New Year’s Eve
+ IN NOMINE IESU +
There are two customary ways to celebrate New Year’s Eve. The world throws a party. It’s out with the old and in with the new. Auld Lang Syne with Guy Lombardo, Champagne toast at midnight, and dance the night away! Some churches prefer a more melancholy approach, with so-called “watch night” services that focus on the second coming of Jesus. Instead of mirth making there is sober reality: Jesus is coming soon and you better have your house in order lest He comes and finds you not watching for His coming!
But we’re Lutheran. We don’t follow the warmth of the heard, and so we do our own thing. There’s a party going on and the Father’s invited us. Nevertheless, we do well always to keep watch for the coming of the Savior because one phase of the party will end and another will begin.
Jesus says be like men who wait for their master, when he will return from the wedding, that when he comes and knocks they may open to him immediately. A wedding is not usually a sober event. There is solemnity for the ceremony, but afterward it’s time to party. The master returns from the wedding with a smile on his face. He’s had a good time, maybe a little too much of a good time. The servants are watching for him, wondering what’s next. Jesus says the master will gird himself and have them sit down to eat, and will come and serve them.
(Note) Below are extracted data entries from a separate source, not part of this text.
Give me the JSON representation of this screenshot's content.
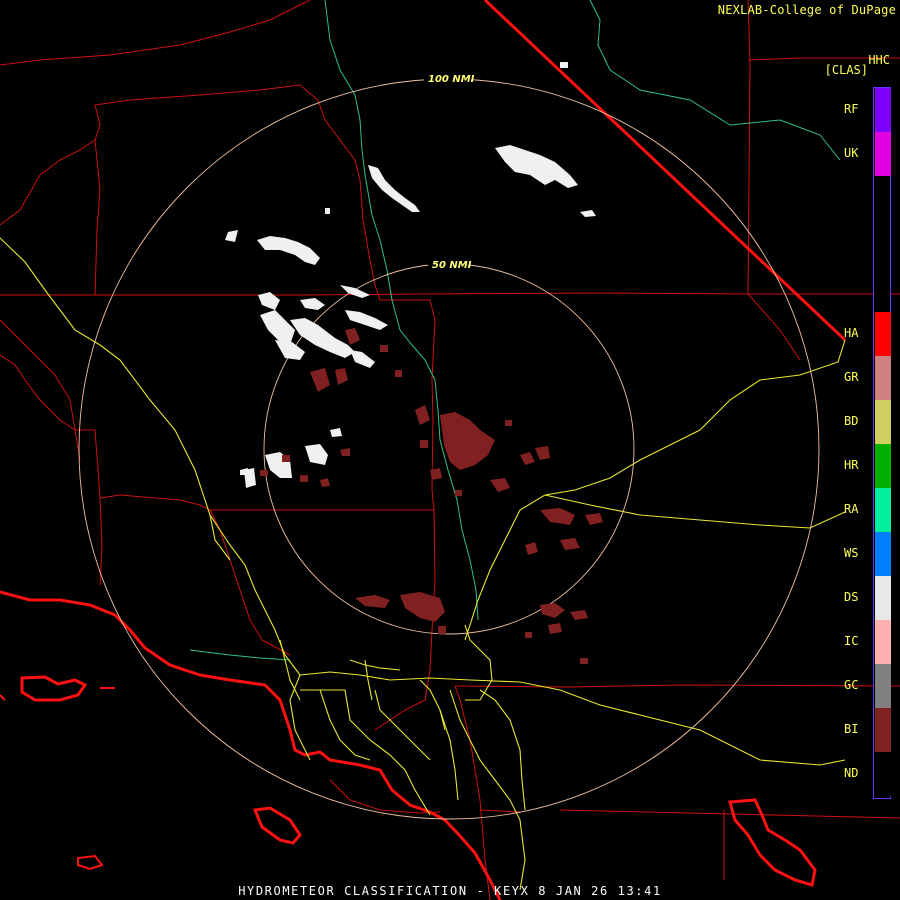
{
  "credit": "NEXLAB-College of DuPage",
  "legend": {
    "product": "HHC",
    "code": "[CLAS]",
    "items": [
      {
        "code": "RF",
        "color": "#8000ff"
      },
      {
        "code": "UK",
        "color": "#e000e0"
      },
      {
        "code": "HA",
        "color": "#ff0000"
      },
      {
        "code": "GR",
        "color": "#d08080"
      },
      {
        "code": "BD",
        "color": "#d0d060"
      },
      {
        "code": "HR",
        "color": "#00b000"
      },
      {
        "code": "RA",
        "color": "#00f0a0"
      },
      {
        "code": "WS",
        "color": "#0080ff"
      },
      {
        "code": "DS",
        "color": "#e8e8e8"
      },
      {
        "code": "IC",
        "color": "#ffb0b0"
      },
      {
        "code": "GC",
        "color": "#808080"
      },
      {
        "code": "BI",
        "color": "#802020"
      },
      {
        "code": "ND",
        "color": "#000000"
      }
    ]
  },
  "range_rings": [
    {
      "label": "100 NMI"
    },
    {
      "label": "50 NMI"
    }
  ],
  "footer": "HYDROMETEOR CLASSIFICATION - KEYX 8 JAN 26 13:41",
  "colors": {
    "county_lines": "#cc1111",
    "coastline": "#ff1111",
    "highways": "#e8e830",
    "rivers": "#30c080",
    "range_ring": "#f0c0a0",
    "dry_snow_echo": "#f0f0f0",
    "biological_echo": "#802020"
  }
}
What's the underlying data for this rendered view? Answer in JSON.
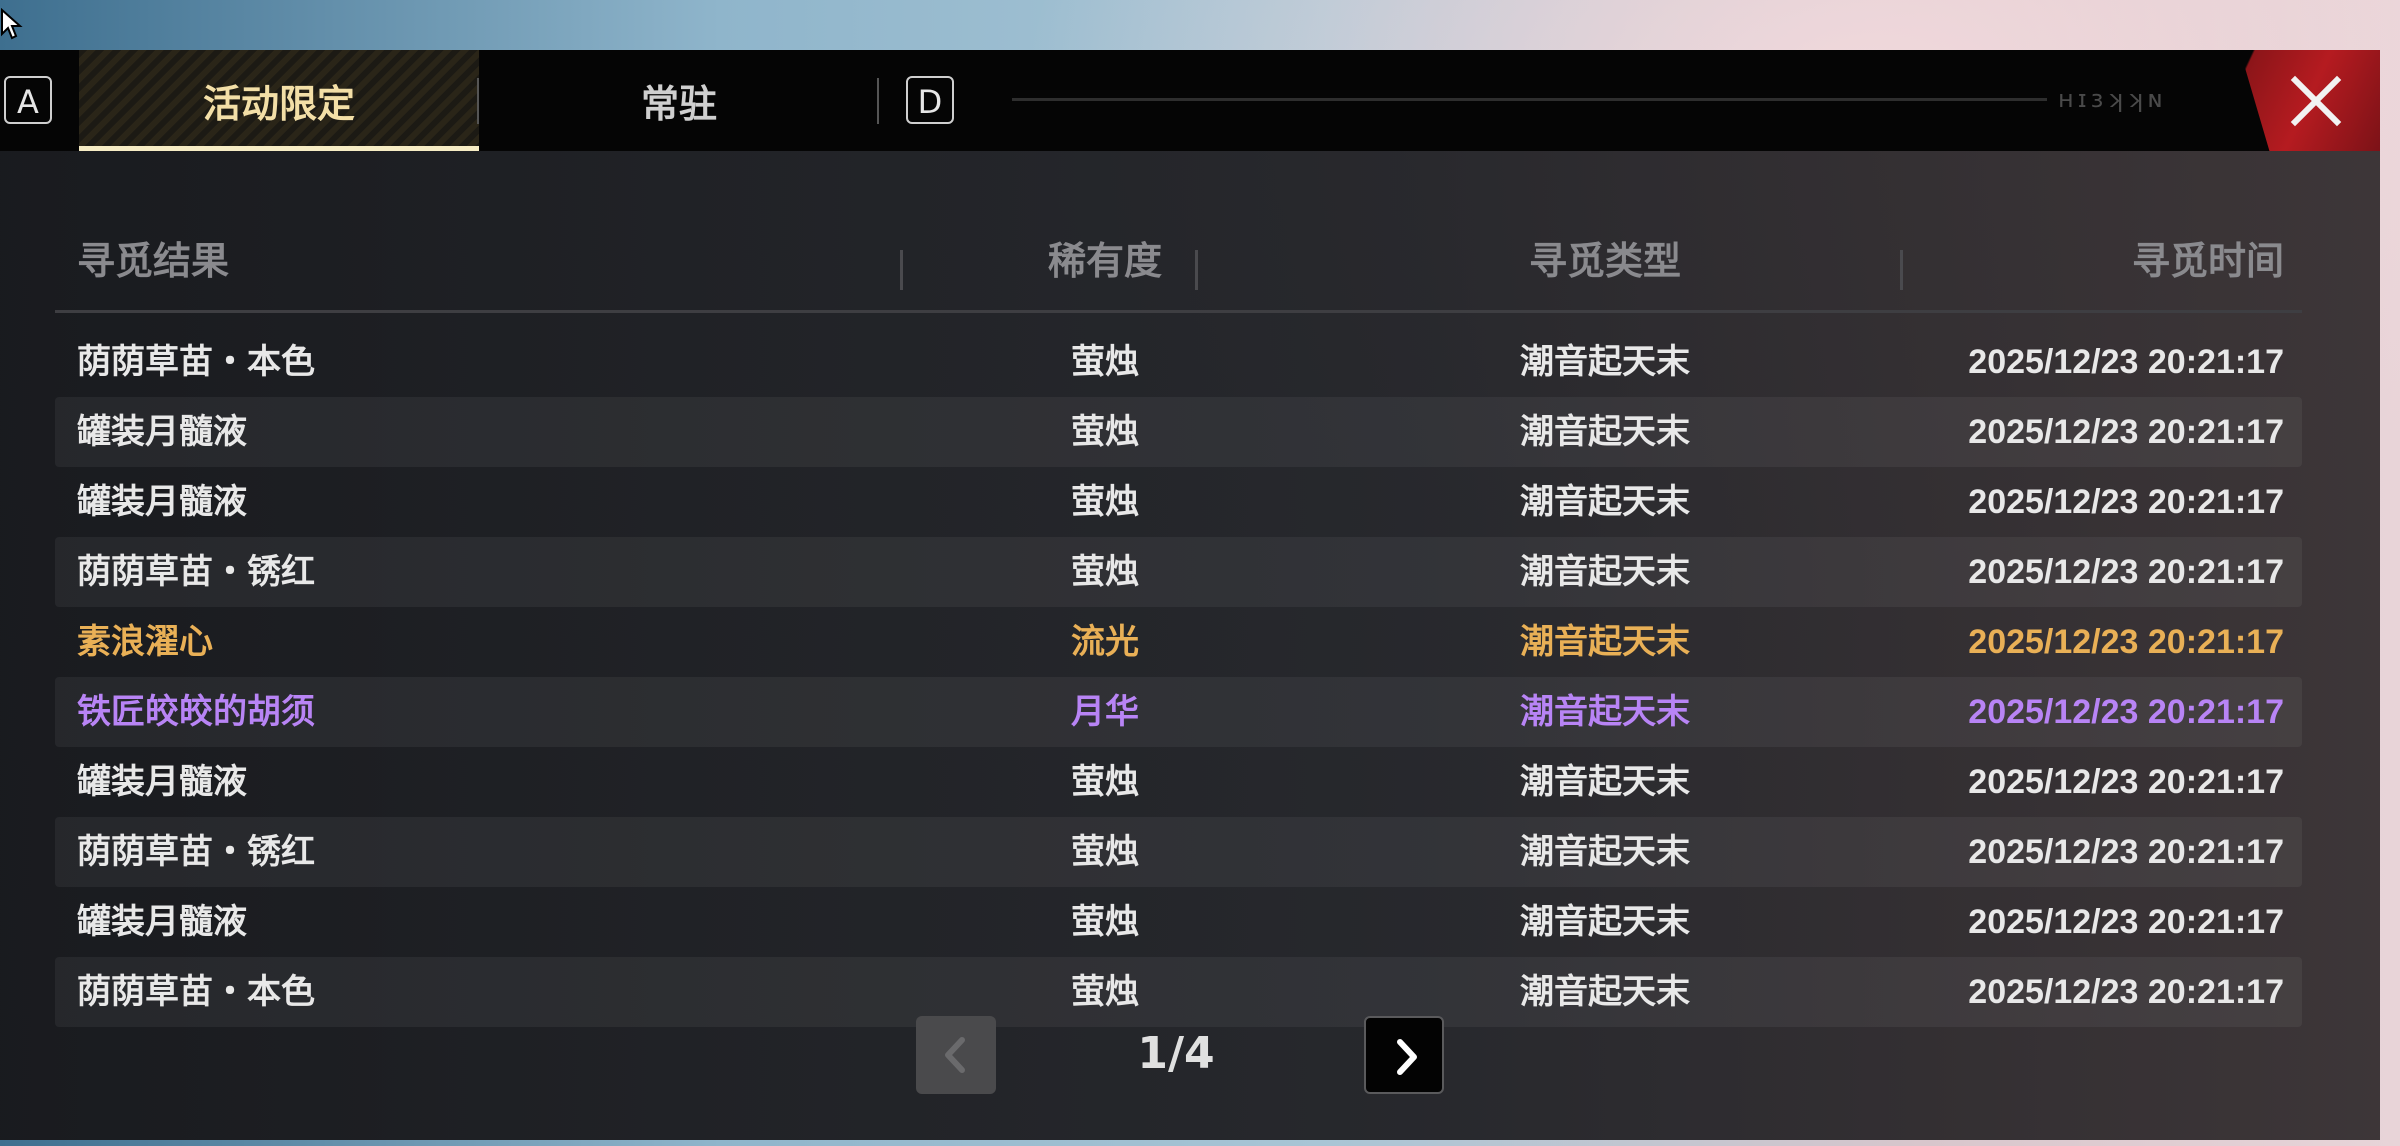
{
  "tabs": {
    "key_left": "A",
    "key_right": "D",
    "limited_label": "活动限定",
    "standard_label": "常驻",
    "track_marks": "ʜɪɜʞʞɴ"
  },
  "columns": {
    "result": "寻觅结果",
    "rarity": "稀有度",
    "type": "寻觅类型",
    "time": "寻觅时间"
  },
  "rows": [
    {
      "name": "荫荫草苗・本色",
      "rarity": "萤烛",
      "type": "潮音起天末",
      "time": "2025/12/23  20:21:17"
    },
    {
      "name": "罐装月髓液",
      "rarity": "萤烛",
      "type": "潮音起天末",
      "time": "2025/12/23  20:21:17"
    },
    {
      "name": "罐装月髓液",
      "rarity": "萤烛",
      "type": "潮音起天末",
      "time": "2025/12/23  20:21:17"
    },
    {
      "name": "荫荫草苗・锈红",
      "rarity": "萤烛",
      "type": "潮音起天末",
      "time": "2025/12/23  20:21:17"
    },
    {
      "name": "素浪濯心",
      "rarity": "流光",
      "type": "潮音起天末",
      "time": "2025/12/23  20:21:17"
    },
    {
      "name": "铁匠皎皎的胡须",
      "rarity": "月华",
      "type": "潮音起天末",
      "time": "2025/12/23  20:21:17"
    },
    {
      "name": "罐装月髓液",
      "rarity": "萤烛",
      "type": "潮音起天末",
      "time": "2025/12/23  20:21:17"
    },
    {
      "name": "荫荫草苗・锈红",
      "rarity": "萤烛",
      "type": "潮音起天末",
      "time": "2025/12/23  20:21:17"
    },
    {
      "name": "罐装月髓液",
      "rarity": "萤烛",
      "type": "潮音起天末",
      "time": "2025/12/23  20:21:17"
    },
    {
      "name": "荫荫草苗・本色",
      "rarity": "萤烛",
      "type": "潮音起天末",
      "time": "2025/12/23  20:21:17"
    }
  ],
  "rarity_colors": {
    "萤烛": "#e8e8e8",
    "流光": "#e9b056",
    "月华": "#b884f5"
  },
  "pagination": {
    "text": "1/4",
    "prev_icon": "chevron-left-icon",
    "next_icon": "chevron-right-icon"
  },
  "colors": {
    "accent_gold": "#f3dfa7",
    "close_red": "#b51b20"
  }
}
Masters never serve servants. A master who wants to serve servants doesn’t deserve to be a master. However, this Master is different. He comes among us as One Who serves. No matter what time His arrival from the wedding, He serves. Jesus says if he should come in the second watch, or come in the third watch, and find them so, blessed are those servants.
A master who had perhaps too good of a time at a wedding returns home to serve his servants. Maybe he brought some extra Champagne and caviar! Now that would be worth watching for his coming! Jesus will bring something better than bubbly wine and salty fish eggs. When Jesus returns from the wedding feast of the Lamb in His kingdom that shall have no end, He will come to bring us with Him to this marriage feast.
But aren’t we already feasting now in the Church Militant? Absolutely! Every Lord’s Day is a celebration of the Resurrection of Jesus Christ. We feast on the preaching of the Gospel. We feast on Christ’s true Body and Blood. Yet these remain foretastes, appetizers, of a greater feast still to come. While we feast, we watch.
Eat, drink, and be merry, but don’t lose sight of the Bridegroom Who will come soon. Consider our Lord’s Words near the end of the parable: if the master of the house had known what hour the thief would come, he would have watched and not allowed his house to be broken into. It’s almost like Advent all over again. Here we are back to watching and preparing. Nevertheless, the Christian Church always lives in a state of preparedness for the return of the Savior.
It is useless to take part in the seemingly eternal guessing game about when will Christ return. The answer to that question is simple: soon. How soon is soon? Soon. Be ready. Jesus could come before the end of this sermon, or before the end of Divine Service. We are so weighed down with worrying about earthly matters that we forget to take care of eternal matters. Worse yet, we think eternal matters will all pan out in the end. It’s best not to worry about it. God will tend to it.
Don’t look now, but the thief is breaking into the house. Watch. Be ready. Jesus is coming. When He comes, He will serve His servants what He brings from the wedding feast in heaven, just as He serves us heavenly things hidden under earthly things. What is hidden now will be revealed then. The grace of God we receive through faith in Christ will be handed out recklessly when the Master comes home from the wedding. He will serve the love of God that knows no boundaries to servants who have been watching patiently, perhaps fitfully, but patiently for His coming. The love of the Father once hidden in flesh will be gloriously manifested before our eyes. What He has will be ours in abundant fullness. The losers who seem like party-poopers hanging around at the house will have great joy showered upon them. The so-called winners who couldn’t stop partying to watch for the Master will not have a share in the eternal wedding feast.
There is a thread of sobriety to New Year’s Eve. The Chief Hymn tonight speaks of quiet reflection on the year past, remembering our loved ones who have gone before us in the faith, and hope for mercy in the year to come. There is no doubt the Lord will not be slack in delivering His mercy on us in the year of our Lord 2017. There is a time to reflect quietly on the year past and remembering those we know who died in the Lord this past year. Hidden among all the serious pondering is the joy that the Christ Child brings again this Christmastide. His birth according to the flesh starts the fast-moving train of redemption into light speed. Christ’s redemption gives us a seat at the wedding feast that never ends. Our prayer tonight is that this feast comes soon to us, and in its coming that we may remain faithful in order to receive the Crown of Life that shall never fade away.
Auld lang syne indeed. The old will pass. The new will come. For He has come to make all things new. Amen.